Gesner’s marriages to Audrey Hawthorne, Patty Townsend and Pat Alexander ended in divorce. In 1968, he attended a reception honoring one of his former high school classmates, actress Nan Martin, who was living in New York City and had a son, Casey Dolan, from a previous marriage. She later recalled that Gesner locked eyes with her from across the room and declared, “I have been waiting for you all my life.”

She soon packed her bags and moved in with him in California, where they married in 1969. Gesner built them a new home, the Sandcastle, which featured a large brick fireplace designed to reflect sound, so that Martin could give readings from the hearth. She died in 2010.
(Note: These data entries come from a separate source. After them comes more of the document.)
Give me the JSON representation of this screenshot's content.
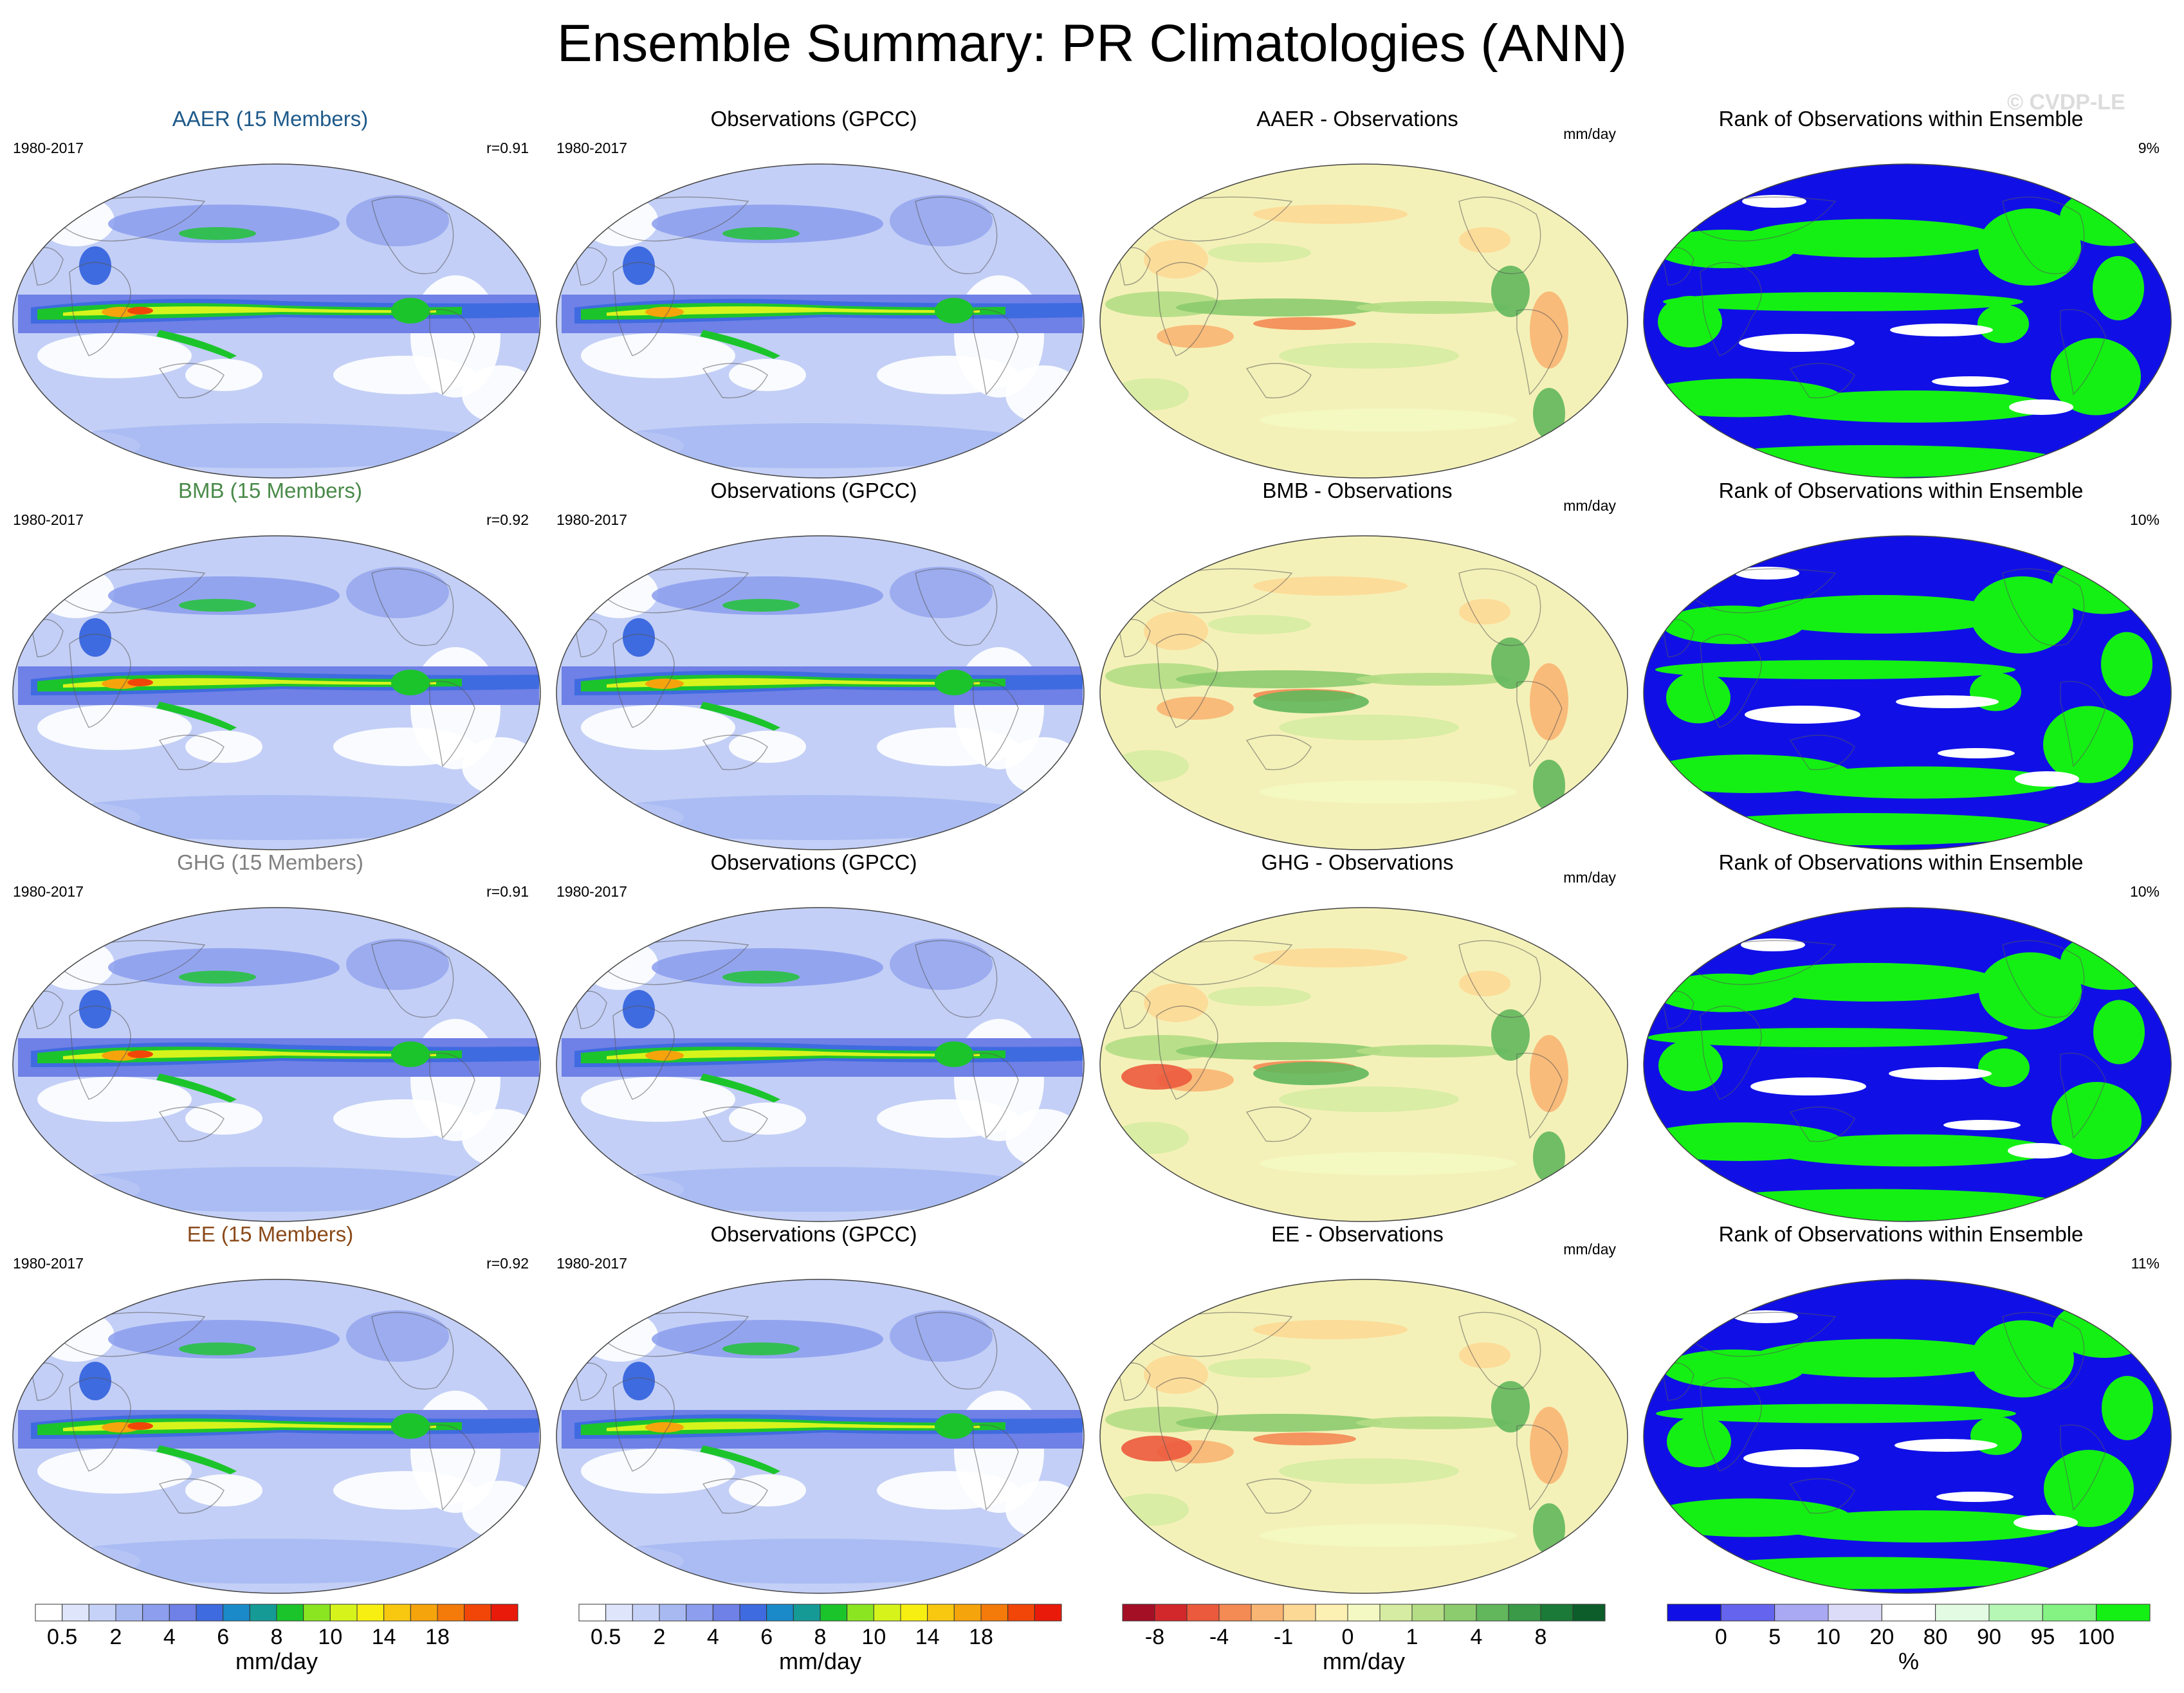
{
  "title": "Ensemble Summary: PR Climatologies (ANN)",
  "watermark": "© CVDP-LE",
  "period": "1980-2017",
  "obs_title": "Observations (GPCC)",
  "rank_title": "Rank of Observations within Ensemble",
  "diff_unit": "mm/day",
  "colors": {
    "AAER": "#1f5a8a",
    "BMB": "#4a8a4a",
    "GHG": "#808080",
    "EE": "#8b4a1a"
  },
  "rows": [
    {
      "ens_title": "AAER (15 Members)",
      "r": "r=0.91",
      "diff_title": "AAER - Observations",
      "rank_pct": "9%"
    },
    {
      "ens_title": "BMB (15 Members)",
      "r": "r=0.92",
      "diff_title": "BMB - Observations",
      "rank_pct": "10%"
    },
    {
      "ens_title": "GHG (15 Members)",
      "r": "r=0.91",
      "diff_title": "GHG - Observations",
      "rank_pct": "10%"
    },
    {
      "ens_title": "EE (15 Members)",
      "r": "r=0.92",
      "diff_title": "EE - Observations",
      "rank_pct": "11%"
    }
  ],
  "colorbars": [
    {
      "unit": "mm/day",
      "labels": [
        "0.5",
        "2",
        "4",
        "6",
        "8",
        "10",
        "14",
        "18"
      ],
      "colors": [
        "#ffffff",
        "#dfe6fb",
        "#c6d2f7",
        "#a8b9f2",
        "#8c9eed",
        "#6f80e6",
        "#3f6be0",
        "#1a8ac8",
        "#159a96",
        "#1cc42c",
        "#8be621",
        "#d6f41c",
        "#f7ef12",
        "#f8c710",
        "#f6a40c",
        "#f47a0a",
        "#f14608",
        "#ea1a0a"
      ]
    },
    {
      "unit": "mm/day",
      "labels": [
        "0.5",
        "2",
        "4",
        "6",
        "8",
        "10",
        "14",
        "18"
      ],
      "colors": [
        "#ffffff",
        "#dfe6fb",
        "#c6d2f7",
        "#a8b9f2",
        "#8c9eed",
        "#6f80e6",
        "#3f6be0",
        "#1a8ac8",
        "#159a96",
        "#1cc42c",
        "#8be621",
        "#d6f41c",
        "#f7ef12",
        "#f8c710",
        "#f6a40c",
        "#f47a0a",
        "#f14608",
        "#ea1a0a"
      ]
    },
    {
      "unit": "mm/day",
      "labels": [
        "-8",
        "-4",
        "-1",
        "0",
        "1",
        "4",
        "8"
      ],
      "colors": [
        "#a50f26",
        "#d3282b",
        "#ec5a3d",
        "#f48a54",
        "#f9b573",
        "#fdd996",
        "#fdf0b3",
        "#f4f8c2",
        "#d6eca2",
        "#b4dd85",
        "#8ccb6e",
        "#62b75c",
        "#3a9a48",
        "#1b7a37",
        "#0d5d2b"
      ]
    },
    {
      "unit": "%",
      "labels": [
        "0",
        "5",
        "10",
        "20",
        "80",
        "90",
        "95",
        "100"
      ],
      "colors": [
        "#1010e6",
        "#6464ee",
        "#a8a8f3",
        "#dcdcf8",
        "#ffffff",
        "#e2fbe2",
        "#b6f7b6",
        "#84f384",
        "#14f014"
      ]
    }
  ]
}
In addition to his stepson, of Port Townsend, Wash., survivors include a daughter from his first marriage, Tara Tanzer-Cartwright of Proctorsville, Vt.; a son from his third marriage, Jason Gesner of Berthoud, Colo.; a son from his fourth marriage, Zen Gesner of Malibu; and five grandchildren.

Gesner continued working into his 90s, developing a new windmill design and an eco-friendly structure called the Autonomous Tent, which is intended to endure heavy snows and high winds. He said he had no interest in retiring.

“I’m looking for a way to be reborn, you know, physically,” he told Vanity Fair in 2007, at age 82. “My father, he was fabulous. When he was dying, he was in his 80s. He’d had a massive heart attack, and I was there at his side, and he said to me, ‘Harry . . . I can’t wait for the next experience.’ That says it all.”